Abel was so proud when his friends would tell him how lucky he was to marry a beauty like me. He showered me with beautiful clothes and accessories and even took me to the beauty parlor every week. At parties, he enjoyed watching the people's admiring eyes looking at me.
All this changed after I met an accident in the bus that disfigured my face and left me with a permanent limp. I cried for weeks when I realized that the damage was permanent. I became depressed and hardly faced the visitors who came to see me. After a while, our friends stopped coming. I stayed in the house most of the time and would go out only at night.
I could see Abel's unhappiness when he looked at me and he began drinking a lot.
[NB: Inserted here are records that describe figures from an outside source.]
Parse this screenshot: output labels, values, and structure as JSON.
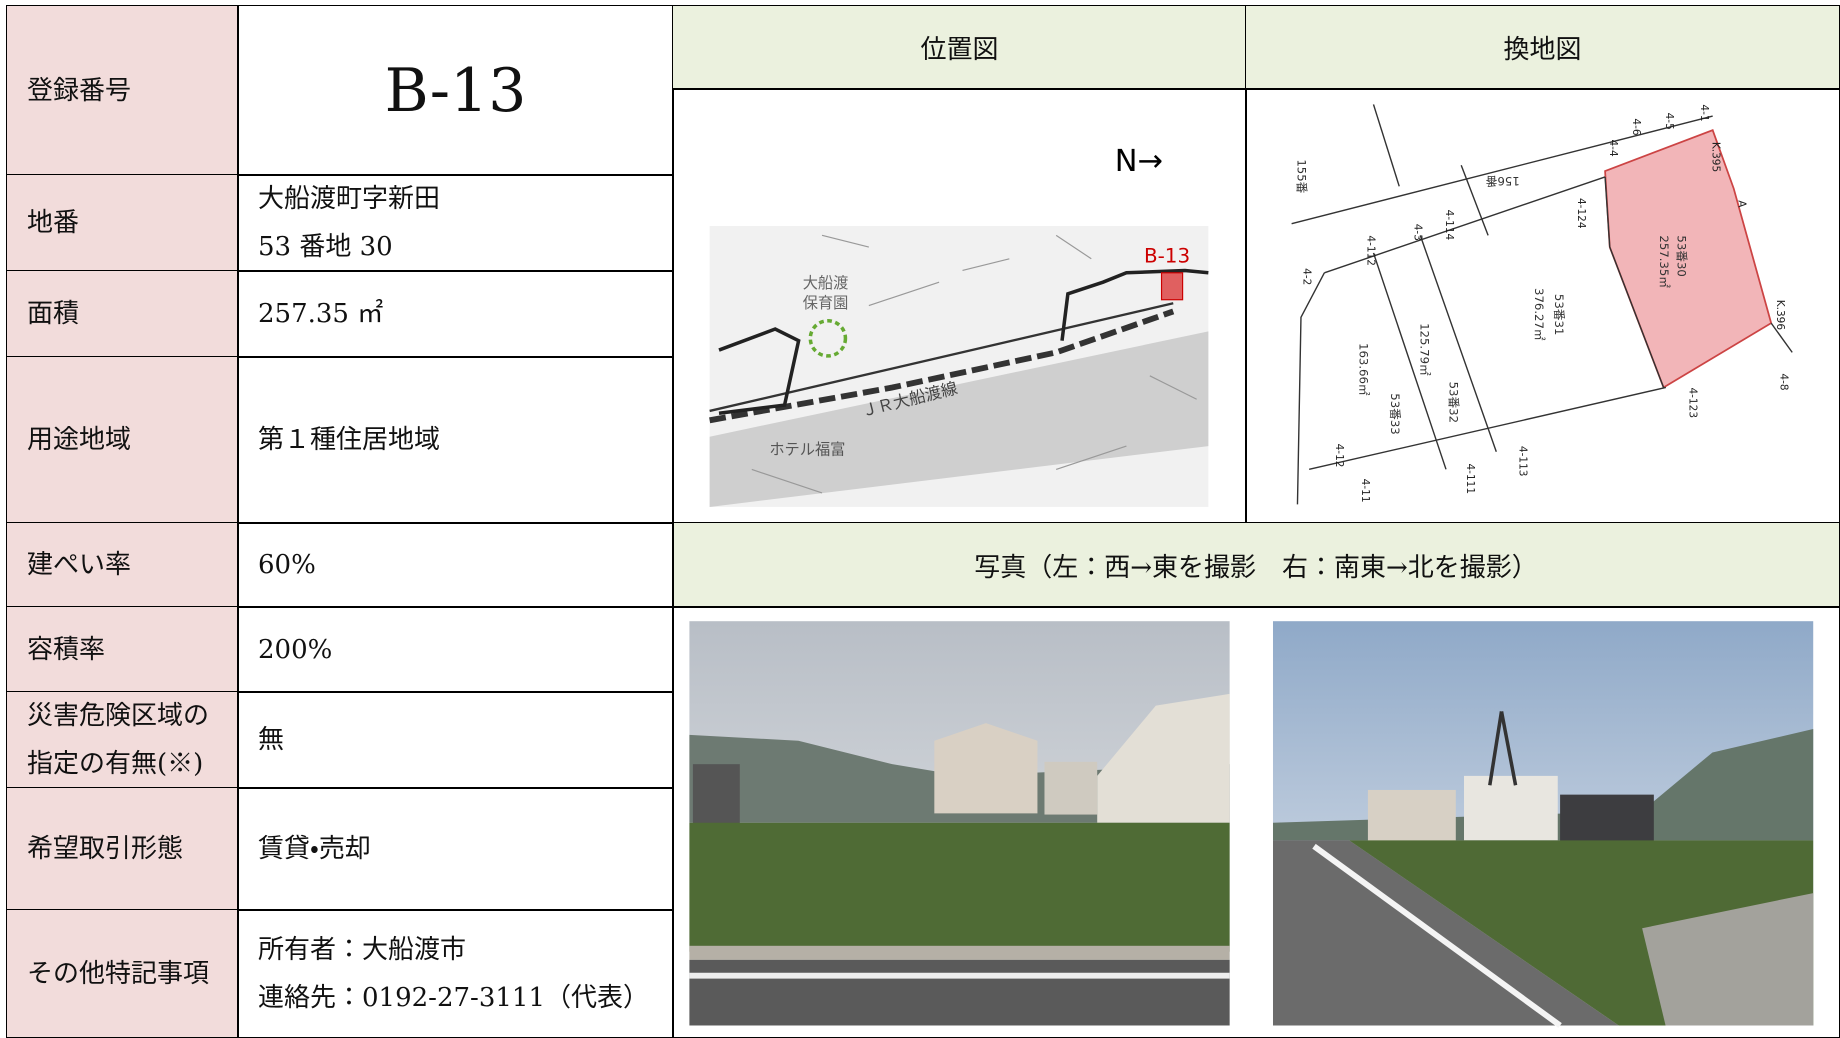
{
  "registration": {
    "label": "登録番号",
    "value": "B-13"
  },
  "rows": [
    {
      "label": "地番",
      "value": [
        "大船渡町字新田",
        "53 番地 30"
      ]
    },
    {
      "label": "面積",
      "value": "257.35 ㎡"
    },
    {
      "label": "用途地域",
      "value": "第１種住居地域"
    },
    {
      "label": "建ぺい率",
      "value": "60%"
    },
    {
      "label": "容積率",
      "value": "200%"
    },
    {
      "label": [
        "災害危険区域の",
        "指定の有無(※)"
      ],
      "value": "無"
    },
    {
      "label": "希望取引形態",
      "value": "賃貸・売却"
    },
    {
      "label": "その他特記事項",
      "value": [
        "所有者：大船渡市",
        "連絡先：0192-27-3111（代表）"
      ]
    }
  ],
  "location_map": {
    "title": "位置図",
    "north": "N→",
    "site": "B-13",
    "nursery": [
      "大船渡",
      "保育園"
    ],
    "railway": "ＪＲ大船渡線",
    "hotel": "ホテル福富"
  },
  "replot_map": {
    "title": "換地図",
    "lots": [
      {
        "number": "53番30",
        "area": "257.35㎡"
      },
      {
        "number": "53番31",
        "area": "376.27㎡"
      },
      {
        "number": "53番32",
        "area": "125.79㎡"
      },
      {
        "number": "53番33",
        "area": "163.66㎡"
      }
    ],
    "markers": [
      "4-1",
      "4-5",
      "4-6",
      "4-4",
      "4-124",
      "4-114",
      "4-3",
      "4-112",
      "4-2",
      "4-8",
      "4-123",
      "4-113",
      "4-111",
      "4-11",
      "4-12",
      "K.395",
      "K.396",
      "A"
    ],
    "neighbors": [
      "156番",
      "155番"
    ]
  },
  "photos": {
    "caption": "写真（左：西→東を撮影　右：南東→北を撮影）"
  }
}
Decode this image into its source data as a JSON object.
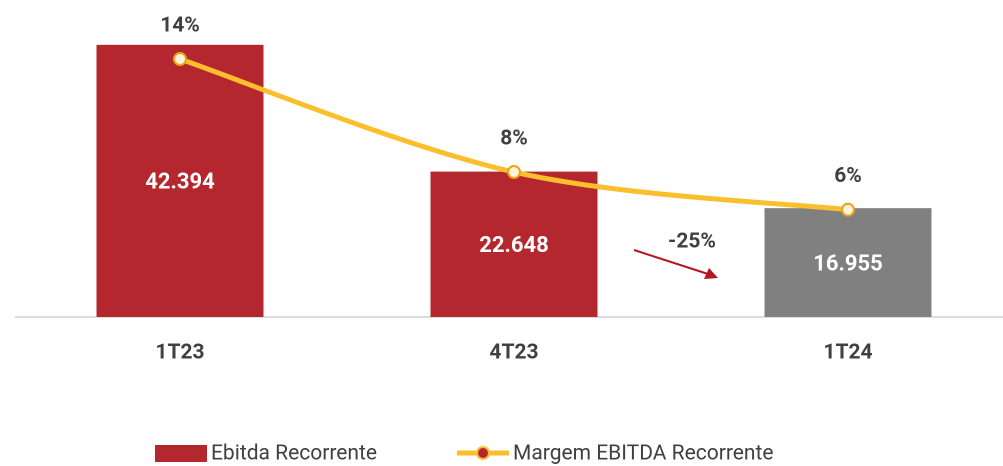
{
  "chart_data": {
    "type": "bar+line",
    "categories": [
      "1T23",
      "4T23",
      "1T24"
    ],
    "series": [
      {
        "name": "Ebitda Recorrente",
        "type": "bar",
        "color": "#b5272f",
        "colors": [
          "#b5272f",
          "#b5272f",
          "#808080"
        ],
        "values": [
          42394,
          22648,
          16955
        ],
        "value_labels": [
          "42.394",
          "22.648",
          "16.955"
        ]
      },
      {
        "name": "Margem EBITDA Recorrente",
        "type": "line",
        "axis": "y2",
        "color": "#fbbf2e",
        "values": [
          14,
          8,
          6
        ],
        "value_labels": [
          "14%",
          "8%",
          "6%"
        ]
      }
    ],
    "ylim": [
      0,
      50000
    ],
    "y2lim": [
      0,
      15
    ],
    "annotations": [
      {
        "text": "-25%"
      }
    ]
  }
}
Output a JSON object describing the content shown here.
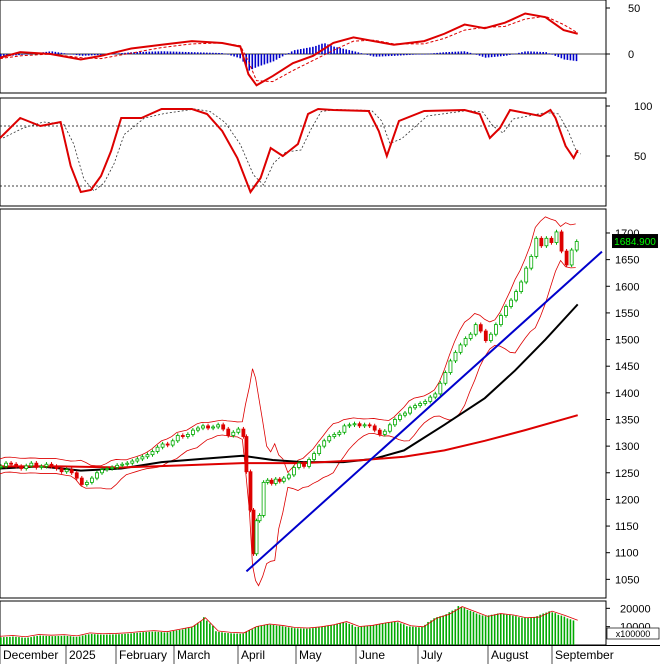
{
  "chart_data": {
    "type": "line",
    "price_panel": {
      "title": "",
      "ylim": [
        1015,
        1745
      ],
      "y_ticks": [
        1050,
        1100,
        1150,
        1200,
        1250,
        1300,
        1350,
        1400,
        1450,
        1500,
        1550,
        1600,
        1650,
        1700
      ],
      "last_price_label": "1684.900",
      "candles_approx_close": [
        [
          0,
          1262
        ],
        [
          5,
          1268
        ],
        [
          10,
          1266
        ],
        [
          15,
          1262
        ],
        [
          20,
          1258
        ],
        [
          25,
          1263
        ],
        [
          30,
          1268
        ],
        [
          35,
          1260
        ],
        [
          40,
          1262
        ],
        [
          45,
          1266
        ],
        [
          50,
          1262
        ],
        [
          55,
          1258
        ],
        [
          60,
          1252
        ],
        [
          65,
          1256
        ],
        [
          70,
          1250
        ],
        [
          75,
          1240
        ],
        [
          80,
          1228
        ],
        [
          85,
          1232
        ],
        [
          90,
          1240
        ],
        [
          95,
          1250
        ],
        [
          100,
          1256
        ],
        [
          105,
          1258
        ],
        [
          110,
          1260
        ],
        [
          115,
          1264
        ],
        [
          120,
          1266
        ],
        [
          125,
          1268
        ],
        [
          130,
          1272
        ],
        [
          135,
          1276
        ],
        [
          140,
          1280
        ],
        [
          145,
          1284
        ],
        [
          150,
          1290
        ],
        [
          155,
          1298
        ],
        [
          160,
          1304
        ],
        [
          165,
          1302
        ],
        [
          170,
          1310
        ],
        [
          175,
          1320
        ],
        [
          180,
          1318
        ],
        [
          185,
          1322
        ],
        [
          190,
          1330
        ],
        [
          195,
          1334
        ],
        [
          200,
          1338
        ],
        [
          205,
          1334
        ],
        [
          210,
          1336
        ],
        [
          215,
          1340
        ],
        [
          220,
          1332
        ],
        [
          225,
          1320
        ],
        [
          230,
          1326
        ],
        [
          235,
          1332
        ],
        [
          240,
          1318
        ],
        [
          243,
          1252
        ],
        [
          247,
          1180
        ],
        [
          250,
          1098
        ],
        [
          253,
          1160
        ],
        [
          256,
          1170
        ],
        [
          260,
          1232
        ],
        [
          264,
          1236
        ],
        [
          268,
          1230
        ],
        [
          272,
          1238
        ],
        [
          276,
          1234
        ],
        [
          280,
          1240
        ],
        [
          285,
          1246
        ],
        [
          290,
          1260
        ],
        [
          295,
          1268
        ],
        [
          300,
          1262
        ],
        [
          305,
          1275
        ],
        [
          310,
          1286
        ],
        [
          315,
          1300
        ],
        [
          320,
          1310
        ],
        [
          325,
          1318
        ],
        [
          330,
          1322
        ],
        [
          335,
          1326
        ],
        [
          340,
          1338
        ],
        [
          345,
          1340
        ],
        [
          350,
          1342
        ],
        [
          355,
          1338
        ],
        [
          360,
          1340
        ],
        [
          365,
          1338
        ],
        [
          370,
          1330
        ],
        [
          375,
          1322
        ],
        [
          380,
          1328
        ],
        [
          385,
          1340
        ],
        [
          390,
          1350
        ],
        [
          395,
          1358
        ],
        [
          400,
          1362
        ],
        [
          405,
          1372
        ],
        [
          410,
          1376
        ],
        [
          415,
          1380
        ],
        [
          420,
          1384
        ],
        [
          425,
          1392
        ],
        [
          430,
          1398
        ],
        [
          435,
          1418
        ],
        [
          440,
          1438
        ],
        [
          445,
          1460
        ],
        [
          450,
          1476
        ],
        [
          455,
          1490
        ],
        [
          460,
          1502
        ],
        [
          465,
          1510
        ],
        [
          470,
          1528
        ],
        [
          475,
          1516
        ],
        [
          480,
          1498
        ],
        [
          485,
          1510
        ],
        [
          490,
          1528
        ],
        [
          495,
          1545
        ],
        [
          500,
          1562
        ],
        [
          505,
          1574
        ],
        [
          510,
          1590
        ],
        [
          515,
          1608
        ],
        [
          520,
          1634
        ],
        [
          525,
          1656
        ],
        [
          530,
          1690
        ],
        [
          535,
          1676
        ],
        [
          540,
          1690
        ],
        [
          545,
          1682
        ],
        [
          550,
          1702
        ],
        [
          555,
          1666
        ],
        [
          560,
          1640
        ],
        [
          565,
          1668
        ],
        [
          570,
          1684
        ]
      ],
      "series": [
        {
          "name": "",
          "color": "#000000",
          "values": [
            [
              0,
              1258
            ],
            [
              40,
              1262
            ],
            [
              80,
              1254
            ],
            [
              120,
              1258
            ],
            [
              160,
              1270
            ],
            [
              200,
              1276
            ],
            [
              240,
              1282
            ],
            [
              270,
              1274
            ],
            [
              300,
              1270
            ],
            [
              340,
              1270
            ],
            [
              370,
              1276
            ],
            [
              400,
              1292
            ],
            [
              440,
              1340
            ],
            [
              480,
              1390
            ],
            [
              510,
              1442
            ],
            [
              540,
              1500
            ],
            [
              572,
              1566
            ]
          ]
        },
        {
          "name": "",
          "color": "#dd0000",
          "values": [
            [
              0,
              1262
            ],
            [
              60,
              1262
            ],
            [
              120,
              1260
            ],
            [
              180,
              1264
            ],
            [
              240,
              1268
            ],
            [
              300,
              1268
            ],
            [
              360,
              1274
            ],
            [
              400,
              1280
            ],
            [
              440,
              1292
            ],
            [
              480,
              1310
            ],
            [
              520,
              1330
            ],
            [
              572,
              1358
            ]
          ]
        }
      ],
      "trendline": {
        "color": "#0000cc",
        "from": [
          244,
          1065
        ],
        "to": [
          596,
          1665
        ]
      }
    },
    "stochastic_panel": {
      "y_ticks": [
        50,
        100
      ],
      "overbought": 80,
      "oversold": 20,
      "values": [
        [
          0,
          68
        ],
        [
          20,
          88
        ],
        [
          40,
          80
        ],
        [
          60,
          84
        ],
        [
          70,
          40
        ],
        [
          80,
          14
        ],
        [
          90,
          16
        ],
        [
          100,
          30
        ],
        [
          110,
          55
        ],
        [
          120,
          88
        ],
        [
          140,
          88
        ],
        [
          160,
          97
        ],
        [
          190,
          97
        ],
        [
          205,
          92
        ],
        [
          220,
          75
        ],
        [
          235,
          48
        ],
        [
          248,
          14
        ],
        [
          258,
          28
        ],
        [
          268,
          58
        ],
        [
          280,
          50
        ],
        [
          295,
          62
        ],
        [
          305,
          92
        ],
        [
          315,
          97
        ],
        [
          330,
          96
        ],
        [
          365,
          95
        ],
        [
          375,
          75
        ],
        [
          383,
          50
        ],
        [
          395,
          85
        ],
        [
          420,
          95
        ],
        [
          460,
          96
        ],
        [
          475,
          92
        ],
        [
          485,
          68
        ],
        [
          495,
          78
        ],
        [
          505,
          96
        ],
        [
          535,
          90
        ],
        [
          545,
          96
        ],
        [
          550,
          88
        ],
        [
          560,
          60
        ],
        [
          568,
          48
        ],
        [
          572,
          56
        ]
      ]
    },
    "macd_panel": {
      "y_ticks": [
        0,
        50
      ],
      "macd": [
        [
          0,
          -4
        ],
        [
          20,
          2
        ],
        [
          50,
          0
        ],
        [
          80,
          -6
        ],
        [
          100,
          -2
        ],
        [
          130,
          6
        ],
        [
          160,
          10
        ],
        [
          190,
          14
        ],
        [
          220,
          12
        ],
        [
          238,
          8
        ],
        [
          246,
          -22
        ],
        [
          254,
          -34
        ],
        [
          270,
          -24
        ],
        [
          290,
          -10
        ],
        [
          310,
          -2
        ],
        [
          330,
          12
        ],
        [
          350,
          18
        ],
        [
          370,
          14
        ],
        [
          390,
          10
        ],
        [
          420,
          14
        ],
        [
          440,
          22
        ],
        [
          460,
          32
        ],
        [
          480,
          28
        ],
        [
          500,
          34
        ],
        [
          520,
          44
        ],
        [
          540,
          40
        ],
        [
          558,
          26
        ],
        [
          572,
          22
        ]
      ],
      "histogram": [
        [
          0,
          -3
        ],
        [
          20,
          -1
        ],
        [
          50,
          3
        ],
        [
          80,
          -2
        ],
        [
          100,
          -1
        ],
        [
          130,
          2
        ],
        [
          160,
          3
        ],
        [
          190,
          2
        ],
        [
          220,
          1
        ],
        [
          238,
          -5
        ],
        [
          246,
          -18
        ],
        [
          254,
          -14
        ],
        [
          270,
          -8
        ],
        [
          290,
          4
        ],
        [
          310,
          8
        ],
        [
          320,
          12
        ],
        [
          330,
          8
        ],
        [
          350,
          3
        ],
        [
          370,
          -3
        ],
        [
          390,
          -2
        ],
        [
          420,
          0
        ],
        [
          440,
          2
        ],
        [
          460,
          3
        ],
        [
          480,
          -4
        ],
        [
          500,
          -2
        ],
        [
          520,
          3
        ],
        [
          540,
          2
        ],
        [
          558,
          -6
        ],
        [
          572,
          -8
        ]
      ]
    },
    "volume_panel": {
      "y_ticks": [
        10000,
        20000
      ],
      "unit_label": "x100000",
      "bars_approx": [
        4200,
        4600,
        3900,
        5200,
        4800,
        5100,
        4400,
        6100,
        5600,
        5800,
        6200,
        6900,
        7400,
        6800,
        8200,
        9600,
        14800,
        7200,
        6400,
        6100,
        9800,
        11200,
        10400,
        9200,
        8900,
        9600,
        10800,
        12600,
        9800,
        10400,
        11800,
        12900,
        10200,
        9600,
        14500,
        16800,
        21200,
        18400,
        15600,
        17200,
        16400,
        14800,
        15200,
        18600,
        16200,
        13400
      ]
    },
    "x_axis": {
      "labels": [
        "December",
        "2025",
        "February",
        "March",
        "April",
        "May",
        "June",
        "July",
        "August",
        "September"
      ]
    }
  }
}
He didn't kiss me, or make love to me anymore. This only added to my depression. I began to nag him and would not stop until he lost his temper and stormed out of the house. Our children are suffering because of the tension in our house. I am so insecure because I suspect Abel might have found another woman to make him happy. I told him if he wants another woman in his life, he should leave us and go with her. This makes him angry and he walks out on me even if I'm still talking to him. What should I do?
Dear So Depressed,
My heart goes out to you. I know how you must be suffering.
But what happened was an accident. It was nobody's fault, and you shouldn't take out your anger and frustrations on Abel. You are driving him away with your nagging. Try to be pleasant with your family even if you are not in the mood.
I have seen people with disfigurement, who managed to remain pleasant and nice to be with, despite their misfortune. Have a heart-to-heart talk with Abel and tell him how you feel. Make him understand that it is your disfigurement that has made you act this way.
Hopefully, it is not too late and he will understand and be more compassionate.